5 week5_monitoring_and_drift.ipynb Data vs. concept drift; PSI, the KS test, and a CUSUM change-point detector; three-layer observability; closing the loop to retraining.
6 week6_llm_deployment.ipynb What makes LLMs uniquely hard to serve: the KV-cache, quantization, continuous batching, and the throughput/cost math of autoregressive generation.

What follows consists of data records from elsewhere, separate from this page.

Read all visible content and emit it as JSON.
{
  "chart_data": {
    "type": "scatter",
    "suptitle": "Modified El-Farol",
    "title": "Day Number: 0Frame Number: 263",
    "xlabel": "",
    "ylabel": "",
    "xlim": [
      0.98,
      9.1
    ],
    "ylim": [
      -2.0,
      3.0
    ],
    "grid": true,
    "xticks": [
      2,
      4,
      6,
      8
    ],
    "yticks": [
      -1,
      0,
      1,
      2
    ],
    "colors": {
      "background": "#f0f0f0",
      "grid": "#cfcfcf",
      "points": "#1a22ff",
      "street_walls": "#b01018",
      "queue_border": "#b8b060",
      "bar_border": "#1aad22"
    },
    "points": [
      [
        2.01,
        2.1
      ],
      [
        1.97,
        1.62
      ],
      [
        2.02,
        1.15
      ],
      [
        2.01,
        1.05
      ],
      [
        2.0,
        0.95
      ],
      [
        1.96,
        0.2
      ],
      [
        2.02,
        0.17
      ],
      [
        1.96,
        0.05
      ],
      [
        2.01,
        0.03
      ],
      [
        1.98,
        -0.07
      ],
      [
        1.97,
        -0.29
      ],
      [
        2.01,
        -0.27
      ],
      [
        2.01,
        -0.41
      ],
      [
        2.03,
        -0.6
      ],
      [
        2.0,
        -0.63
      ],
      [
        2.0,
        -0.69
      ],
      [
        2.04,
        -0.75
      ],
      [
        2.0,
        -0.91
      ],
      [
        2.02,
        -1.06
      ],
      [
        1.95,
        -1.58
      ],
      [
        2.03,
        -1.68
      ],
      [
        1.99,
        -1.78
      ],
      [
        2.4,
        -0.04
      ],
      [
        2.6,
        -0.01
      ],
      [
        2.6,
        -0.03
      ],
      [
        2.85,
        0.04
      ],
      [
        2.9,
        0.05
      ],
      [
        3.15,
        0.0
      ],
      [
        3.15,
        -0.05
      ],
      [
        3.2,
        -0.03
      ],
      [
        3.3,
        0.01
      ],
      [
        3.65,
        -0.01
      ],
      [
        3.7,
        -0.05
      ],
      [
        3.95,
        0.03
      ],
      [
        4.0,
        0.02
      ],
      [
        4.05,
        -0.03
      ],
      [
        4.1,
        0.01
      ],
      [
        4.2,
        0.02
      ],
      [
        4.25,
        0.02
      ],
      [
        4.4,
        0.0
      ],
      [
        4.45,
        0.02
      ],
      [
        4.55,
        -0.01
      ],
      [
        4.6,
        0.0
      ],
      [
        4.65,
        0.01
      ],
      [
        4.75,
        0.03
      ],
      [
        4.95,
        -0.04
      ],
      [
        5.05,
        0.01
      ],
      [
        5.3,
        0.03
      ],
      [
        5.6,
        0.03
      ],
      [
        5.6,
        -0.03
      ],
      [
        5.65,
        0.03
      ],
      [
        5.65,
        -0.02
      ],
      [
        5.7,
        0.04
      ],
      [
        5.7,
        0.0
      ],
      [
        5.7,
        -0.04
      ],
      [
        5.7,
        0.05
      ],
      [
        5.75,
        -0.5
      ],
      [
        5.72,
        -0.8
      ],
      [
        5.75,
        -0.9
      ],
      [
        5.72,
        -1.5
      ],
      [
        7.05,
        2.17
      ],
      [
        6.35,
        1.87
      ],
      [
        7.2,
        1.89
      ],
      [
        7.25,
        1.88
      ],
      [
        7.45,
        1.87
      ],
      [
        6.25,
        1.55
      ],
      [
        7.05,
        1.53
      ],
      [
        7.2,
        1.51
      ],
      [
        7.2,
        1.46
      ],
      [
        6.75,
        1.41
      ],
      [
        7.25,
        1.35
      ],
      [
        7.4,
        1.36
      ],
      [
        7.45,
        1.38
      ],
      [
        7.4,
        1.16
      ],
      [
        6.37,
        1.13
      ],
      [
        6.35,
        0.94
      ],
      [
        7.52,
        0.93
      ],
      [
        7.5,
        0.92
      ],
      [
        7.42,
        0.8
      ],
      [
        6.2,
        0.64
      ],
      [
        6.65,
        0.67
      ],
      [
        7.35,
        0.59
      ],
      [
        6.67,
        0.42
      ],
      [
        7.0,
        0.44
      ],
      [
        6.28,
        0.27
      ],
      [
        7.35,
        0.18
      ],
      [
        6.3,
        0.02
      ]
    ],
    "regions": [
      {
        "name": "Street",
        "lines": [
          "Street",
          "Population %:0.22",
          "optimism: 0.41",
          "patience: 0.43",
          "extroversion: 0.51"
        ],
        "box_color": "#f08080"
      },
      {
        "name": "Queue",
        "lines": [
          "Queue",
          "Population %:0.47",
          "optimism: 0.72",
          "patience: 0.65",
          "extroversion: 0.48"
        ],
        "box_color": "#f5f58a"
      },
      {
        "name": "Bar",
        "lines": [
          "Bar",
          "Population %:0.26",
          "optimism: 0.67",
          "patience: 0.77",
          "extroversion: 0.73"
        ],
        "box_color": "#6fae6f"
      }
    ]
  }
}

What you build, week by week

  • Week 0hash_array/hash_obj, an environment-capture utility, deterministic seeding, and a RunManifest with a reproducibility key.
  • Week 1TrackingStore (params/metrics/artifacts logging + search) and ModelRegistry (versions, Staging/Production/Archived transitions, audit log, rollback).
  • Week 2 — the .mlpkg self-describing package format, dynamic loading from a manifest, model signatures, and an ImageBuilder that models Docker's layer caching.
  • Week 3 — an HTTP parser, an InferenceApp router with /health and /metrics, a DynamicBatcher, and a latency-percentile reporter.
  • Week 4 — a Pipeline DAG executor with content-based caching, behavioral (directional/invariance) tests, a champion_challenger_gate, and a fail-fast CI run mapped to a GitHub Actions YAML.
  • Week 5psi, ks_2samp_statistic, a CUSUM detector, a three-layer monitoring controller, and a drift-triggered retraining loop.
  • Week 6 — a KV-cache attention loop, quantize_int8, a continuous-batching simulator, and an LLM serving cost/capacity estimator.

Getting started

# Clone, then create an environment
python -m venv .venv && source .venv/bin/activate
pip install -r requirements.txt

# Launch
jupyter lab     # or: jupyter notebook

Open the notebooks in order, starting with week0_foundations.ipynb, and run each cell top to bottom. Every notebook is independently runnable.

Prerequisites

Comfortable Python and basic NumPy. Having trained at least one model before is enough — any of the courses in this profile (e.g. Deep Learning, Generative Artificial Intelligence, Reinforcement Learning) provides ample background. The LLM-specific Week 6 is most rewarding if you've seen transformer attention before; the Advanced LLM Architectures & Optimization and High-Performance AI Infrastructure & LLMOps courses pair naturally with it.

Capstone (suggested)

Integrate all six weeks into one end-to-end system: a pipeline (W4) that trains a model, logs it to your tracker and registry (W1), packages it (W2), serves it behind your batching server (W3), monitors it for drift (W5), and — if the model is an LLM — applies the KV-cache, quantization, and continuous batching from W6. Wire the drift detector's alarm to re-trigger the pipeline so the loop closes itself. The result is a model deployment that retrains, re-validates, and re-promotes without a human in the loop — MLOps maturity level 4, built entirely from parts you understand.

A note on scope

These notebooks implement the core idea of each tool to make it legible, not a production replacement for it. In real systems you should reach for MLflow, Docker, Kubernetes, GitHub Actions, Evidently/NannyML, and vLLM/TGI — the goal of this course is to ensure that when you do, you know exactly what each one is doing underneath, and why.

About

A 6-week hands-on masterclass in production MLOps engineering. Build a file-backed experiment tracker, a containerized model registry, an inference server with dynamic batching, a cached pipeline DAG, automated drift detectors (PSI/KS), and high-performance LLM serving infra (KV-cache/continuous batching) from scratch.